In the placebo group, a total of 96 parent forms and 47 child forms were reviewed. In the treatment groups, researchers analyzed 209 parent forms and 105 child forms.
They found that HRQL scores at 24 months were significantly lower in the treatment group (LS mean = 0.34) compared with the placebo group (LS mean = 0.46).

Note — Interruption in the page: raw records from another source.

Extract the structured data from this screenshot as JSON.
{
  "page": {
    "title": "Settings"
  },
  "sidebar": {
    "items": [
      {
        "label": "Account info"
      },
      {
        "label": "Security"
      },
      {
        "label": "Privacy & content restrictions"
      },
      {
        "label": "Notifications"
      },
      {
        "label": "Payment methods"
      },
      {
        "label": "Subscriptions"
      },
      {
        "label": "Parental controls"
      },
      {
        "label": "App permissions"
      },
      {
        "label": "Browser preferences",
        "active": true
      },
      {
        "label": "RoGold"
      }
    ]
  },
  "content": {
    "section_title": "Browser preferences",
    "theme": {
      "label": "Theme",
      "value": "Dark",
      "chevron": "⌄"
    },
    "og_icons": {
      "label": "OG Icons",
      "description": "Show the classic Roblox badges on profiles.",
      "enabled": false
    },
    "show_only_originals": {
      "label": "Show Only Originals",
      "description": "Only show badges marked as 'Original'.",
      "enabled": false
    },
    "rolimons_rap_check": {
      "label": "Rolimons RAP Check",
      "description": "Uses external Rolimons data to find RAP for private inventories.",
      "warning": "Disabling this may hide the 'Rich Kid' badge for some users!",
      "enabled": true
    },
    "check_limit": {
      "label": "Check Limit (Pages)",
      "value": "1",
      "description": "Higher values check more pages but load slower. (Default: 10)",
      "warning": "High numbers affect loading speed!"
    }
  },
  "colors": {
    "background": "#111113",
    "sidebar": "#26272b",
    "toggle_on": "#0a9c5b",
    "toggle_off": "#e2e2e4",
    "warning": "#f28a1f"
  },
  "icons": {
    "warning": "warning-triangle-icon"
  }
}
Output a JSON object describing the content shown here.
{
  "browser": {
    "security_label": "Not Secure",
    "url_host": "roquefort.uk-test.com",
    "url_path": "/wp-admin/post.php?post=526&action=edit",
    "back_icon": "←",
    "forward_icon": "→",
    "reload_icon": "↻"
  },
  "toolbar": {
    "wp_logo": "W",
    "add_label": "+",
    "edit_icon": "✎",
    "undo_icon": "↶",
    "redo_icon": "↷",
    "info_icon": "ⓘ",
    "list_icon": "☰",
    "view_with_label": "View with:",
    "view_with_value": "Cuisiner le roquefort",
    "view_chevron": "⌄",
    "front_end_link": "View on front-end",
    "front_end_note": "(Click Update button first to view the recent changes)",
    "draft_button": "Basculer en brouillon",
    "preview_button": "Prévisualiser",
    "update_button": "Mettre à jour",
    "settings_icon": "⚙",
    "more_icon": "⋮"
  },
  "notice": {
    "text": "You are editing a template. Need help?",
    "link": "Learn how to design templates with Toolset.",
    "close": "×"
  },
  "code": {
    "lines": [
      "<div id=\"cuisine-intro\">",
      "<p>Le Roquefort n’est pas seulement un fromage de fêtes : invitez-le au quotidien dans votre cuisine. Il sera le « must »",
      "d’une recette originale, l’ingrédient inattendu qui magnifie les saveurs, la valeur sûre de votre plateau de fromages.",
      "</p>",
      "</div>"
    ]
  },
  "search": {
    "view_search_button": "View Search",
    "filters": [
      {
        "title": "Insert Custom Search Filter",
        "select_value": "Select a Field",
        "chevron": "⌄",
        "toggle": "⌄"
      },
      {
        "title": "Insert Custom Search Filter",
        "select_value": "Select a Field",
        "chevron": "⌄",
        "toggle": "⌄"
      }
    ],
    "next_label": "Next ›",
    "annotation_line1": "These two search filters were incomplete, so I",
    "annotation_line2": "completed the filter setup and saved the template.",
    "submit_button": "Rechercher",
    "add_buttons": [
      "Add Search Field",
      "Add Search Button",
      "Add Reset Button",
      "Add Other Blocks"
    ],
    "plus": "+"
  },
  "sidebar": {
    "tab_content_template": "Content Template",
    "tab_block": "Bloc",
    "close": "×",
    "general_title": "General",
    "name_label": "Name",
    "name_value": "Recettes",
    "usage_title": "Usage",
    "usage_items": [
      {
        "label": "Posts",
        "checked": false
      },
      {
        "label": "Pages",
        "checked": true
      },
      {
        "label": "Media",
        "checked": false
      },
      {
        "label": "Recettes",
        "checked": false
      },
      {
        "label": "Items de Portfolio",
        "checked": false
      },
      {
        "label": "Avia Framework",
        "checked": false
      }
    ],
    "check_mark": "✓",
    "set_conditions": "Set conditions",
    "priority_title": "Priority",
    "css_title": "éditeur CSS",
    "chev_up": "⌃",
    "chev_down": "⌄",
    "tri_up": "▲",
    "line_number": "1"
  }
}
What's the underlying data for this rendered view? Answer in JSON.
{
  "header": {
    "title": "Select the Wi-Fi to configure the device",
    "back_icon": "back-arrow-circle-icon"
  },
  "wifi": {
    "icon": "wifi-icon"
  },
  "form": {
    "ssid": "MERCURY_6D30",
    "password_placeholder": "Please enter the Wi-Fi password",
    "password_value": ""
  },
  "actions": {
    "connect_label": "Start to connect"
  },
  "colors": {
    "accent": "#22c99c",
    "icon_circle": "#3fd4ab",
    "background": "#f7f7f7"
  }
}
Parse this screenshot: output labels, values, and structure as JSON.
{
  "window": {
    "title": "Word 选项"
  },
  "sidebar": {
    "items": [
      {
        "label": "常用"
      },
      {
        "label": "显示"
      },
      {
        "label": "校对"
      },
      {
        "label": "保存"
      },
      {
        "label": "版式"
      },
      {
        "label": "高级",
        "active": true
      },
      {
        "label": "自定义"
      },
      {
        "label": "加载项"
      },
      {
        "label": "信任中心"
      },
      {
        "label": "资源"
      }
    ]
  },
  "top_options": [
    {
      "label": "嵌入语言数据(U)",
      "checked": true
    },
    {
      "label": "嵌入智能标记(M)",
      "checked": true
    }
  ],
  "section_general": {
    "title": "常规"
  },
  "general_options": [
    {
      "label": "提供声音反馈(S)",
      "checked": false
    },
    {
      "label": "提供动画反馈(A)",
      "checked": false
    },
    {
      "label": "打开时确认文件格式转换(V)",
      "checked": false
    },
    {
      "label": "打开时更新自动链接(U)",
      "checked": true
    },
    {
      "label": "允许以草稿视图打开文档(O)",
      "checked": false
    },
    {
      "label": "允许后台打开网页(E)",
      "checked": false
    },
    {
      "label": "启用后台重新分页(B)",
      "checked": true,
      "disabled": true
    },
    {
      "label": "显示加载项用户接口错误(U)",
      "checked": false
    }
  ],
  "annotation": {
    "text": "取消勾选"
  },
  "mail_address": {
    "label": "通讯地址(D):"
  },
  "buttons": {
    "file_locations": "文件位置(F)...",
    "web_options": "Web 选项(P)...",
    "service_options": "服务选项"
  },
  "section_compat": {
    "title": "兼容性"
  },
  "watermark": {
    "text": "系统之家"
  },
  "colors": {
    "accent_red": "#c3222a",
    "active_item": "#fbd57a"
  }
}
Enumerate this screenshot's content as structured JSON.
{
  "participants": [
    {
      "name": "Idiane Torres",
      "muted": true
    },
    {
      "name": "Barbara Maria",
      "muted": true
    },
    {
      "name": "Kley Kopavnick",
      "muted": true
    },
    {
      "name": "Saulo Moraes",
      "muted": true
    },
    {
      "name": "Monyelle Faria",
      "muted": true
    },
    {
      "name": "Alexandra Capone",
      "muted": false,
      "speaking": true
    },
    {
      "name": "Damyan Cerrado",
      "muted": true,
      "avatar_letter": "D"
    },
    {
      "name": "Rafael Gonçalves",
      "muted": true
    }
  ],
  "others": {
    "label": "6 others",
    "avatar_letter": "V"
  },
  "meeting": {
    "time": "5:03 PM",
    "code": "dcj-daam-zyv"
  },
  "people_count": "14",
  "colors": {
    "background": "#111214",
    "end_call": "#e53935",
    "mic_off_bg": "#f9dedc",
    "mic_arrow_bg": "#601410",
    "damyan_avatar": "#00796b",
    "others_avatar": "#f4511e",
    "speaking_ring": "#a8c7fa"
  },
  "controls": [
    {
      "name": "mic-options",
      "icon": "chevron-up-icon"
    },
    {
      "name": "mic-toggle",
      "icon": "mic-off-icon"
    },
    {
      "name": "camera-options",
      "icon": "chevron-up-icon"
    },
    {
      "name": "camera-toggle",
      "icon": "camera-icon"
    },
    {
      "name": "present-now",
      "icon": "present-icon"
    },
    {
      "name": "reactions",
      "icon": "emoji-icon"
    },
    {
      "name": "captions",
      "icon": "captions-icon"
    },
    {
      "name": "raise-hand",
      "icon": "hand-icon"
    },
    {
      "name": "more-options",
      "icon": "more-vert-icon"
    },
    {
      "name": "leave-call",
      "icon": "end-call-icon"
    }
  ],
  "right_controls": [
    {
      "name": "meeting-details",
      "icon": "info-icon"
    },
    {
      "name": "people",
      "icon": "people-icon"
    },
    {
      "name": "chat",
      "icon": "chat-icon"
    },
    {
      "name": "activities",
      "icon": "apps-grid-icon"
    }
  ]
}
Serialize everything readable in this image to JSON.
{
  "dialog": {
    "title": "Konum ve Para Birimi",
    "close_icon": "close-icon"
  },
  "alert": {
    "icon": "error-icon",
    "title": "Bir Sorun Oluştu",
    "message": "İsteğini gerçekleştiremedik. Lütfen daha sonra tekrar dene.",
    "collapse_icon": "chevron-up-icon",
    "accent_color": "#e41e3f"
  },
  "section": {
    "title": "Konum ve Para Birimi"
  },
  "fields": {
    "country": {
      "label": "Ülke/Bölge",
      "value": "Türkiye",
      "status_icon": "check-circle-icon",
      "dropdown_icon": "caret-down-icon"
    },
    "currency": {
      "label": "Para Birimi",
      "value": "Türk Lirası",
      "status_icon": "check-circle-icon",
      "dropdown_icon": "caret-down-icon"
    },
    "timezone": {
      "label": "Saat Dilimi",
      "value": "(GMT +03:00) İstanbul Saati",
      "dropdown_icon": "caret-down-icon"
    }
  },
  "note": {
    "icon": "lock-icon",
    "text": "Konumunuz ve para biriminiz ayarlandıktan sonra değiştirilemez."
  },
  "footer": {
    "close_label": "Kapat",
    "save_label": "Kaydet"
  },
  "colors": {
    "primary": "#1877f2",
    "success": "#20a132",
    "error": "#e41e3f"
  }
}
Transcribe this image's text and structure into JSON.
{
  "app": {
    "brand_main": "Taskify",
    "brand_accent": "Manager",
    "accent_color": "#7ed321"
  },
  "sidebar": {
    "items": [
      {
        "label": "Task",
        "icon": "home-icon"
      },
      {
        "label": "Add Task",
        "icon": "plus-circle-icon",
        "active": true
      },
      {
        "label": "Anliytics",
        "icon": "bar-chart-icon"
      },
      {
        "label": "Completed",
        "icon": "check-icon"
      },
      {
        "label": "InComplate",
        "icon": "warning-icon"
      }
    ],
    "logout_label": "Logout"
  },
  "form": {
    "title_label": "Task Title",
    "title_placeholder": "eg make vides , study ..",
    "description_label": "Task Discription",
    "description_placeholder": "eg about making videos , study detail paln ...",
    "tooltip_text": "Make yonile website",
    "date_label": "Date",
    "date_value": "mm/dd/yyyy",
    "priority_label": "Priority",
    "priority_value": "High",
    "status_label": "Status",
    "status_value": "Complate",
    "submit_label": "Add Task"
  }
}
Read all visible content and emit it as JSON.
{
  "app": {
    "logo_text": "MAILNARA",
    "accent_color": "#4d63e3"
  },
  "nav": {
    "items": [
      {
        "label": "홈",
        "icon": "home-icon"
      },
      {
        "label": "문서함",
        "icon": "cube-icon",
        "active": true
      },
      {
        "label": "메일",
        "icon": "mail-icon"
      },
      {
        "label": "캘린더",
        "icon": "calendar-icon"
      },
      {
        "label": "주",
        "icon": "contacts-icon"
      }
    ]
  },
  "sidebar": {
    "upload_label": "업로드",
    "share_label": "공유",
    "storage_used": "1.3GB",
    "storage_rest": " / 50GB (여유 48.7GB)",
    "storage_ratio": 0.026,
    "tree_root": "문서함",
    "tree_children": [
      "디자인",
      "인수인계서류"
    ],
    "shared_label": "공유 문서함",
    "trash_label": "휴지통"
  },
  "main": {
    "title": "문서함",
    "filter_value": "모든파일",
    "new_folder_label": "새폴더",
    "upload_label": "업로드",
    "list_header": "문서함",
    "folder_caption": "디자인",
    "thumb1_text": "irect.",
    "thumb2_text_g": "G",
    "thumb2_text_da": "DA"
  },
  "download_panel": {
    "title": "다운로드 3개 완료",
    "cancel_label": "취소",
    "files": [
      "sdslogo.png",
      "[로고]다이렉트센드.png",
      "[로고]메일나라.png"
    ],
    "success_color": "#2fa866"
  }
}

In the study, a subgroup of patients who were initially randomly assigned to receive treatment experienced significant improvement in HRQL scores on parent forms (LS mean = 0.55; P < .001). Significant improvements in HRQL scores were also observed among participants with an eliciting dose increase (LS mean = 0.66, P < .001).
Researchers found that parents in the treatment group had fewer concerns about social dietary limitations, food-related anxiety and emotional impact. Children had fewer concerns about accidental exposure and allergen avoidance.
Galvin noted that the researchers are continuing to follow participants in the trial, because “tracking these children — patients and their parents — to 36 months might present some novel and interesting results.” – by Erin Michael
Galvin AD, et al. D303. Presented at: American College of Asthma, Allergy & Immunology Scientific Meeting; Nov. 7-11, 2019; Houston.
Disclosures: Galvin reports receiving research grants from Aimmune Therapeutics, National Children’s Research Centre, Ireland, DBV Technologies and the Food Allergy Research & Resource Program; additional research support from SafeFood Ireland and National Children’s Research Center, Ireland; being a consultant and serving on the advisory board of Aimmune Therapeutics and Atlantia Food Clinical Trials, Ireland; and being CEO of Anaphylaxis Ireland.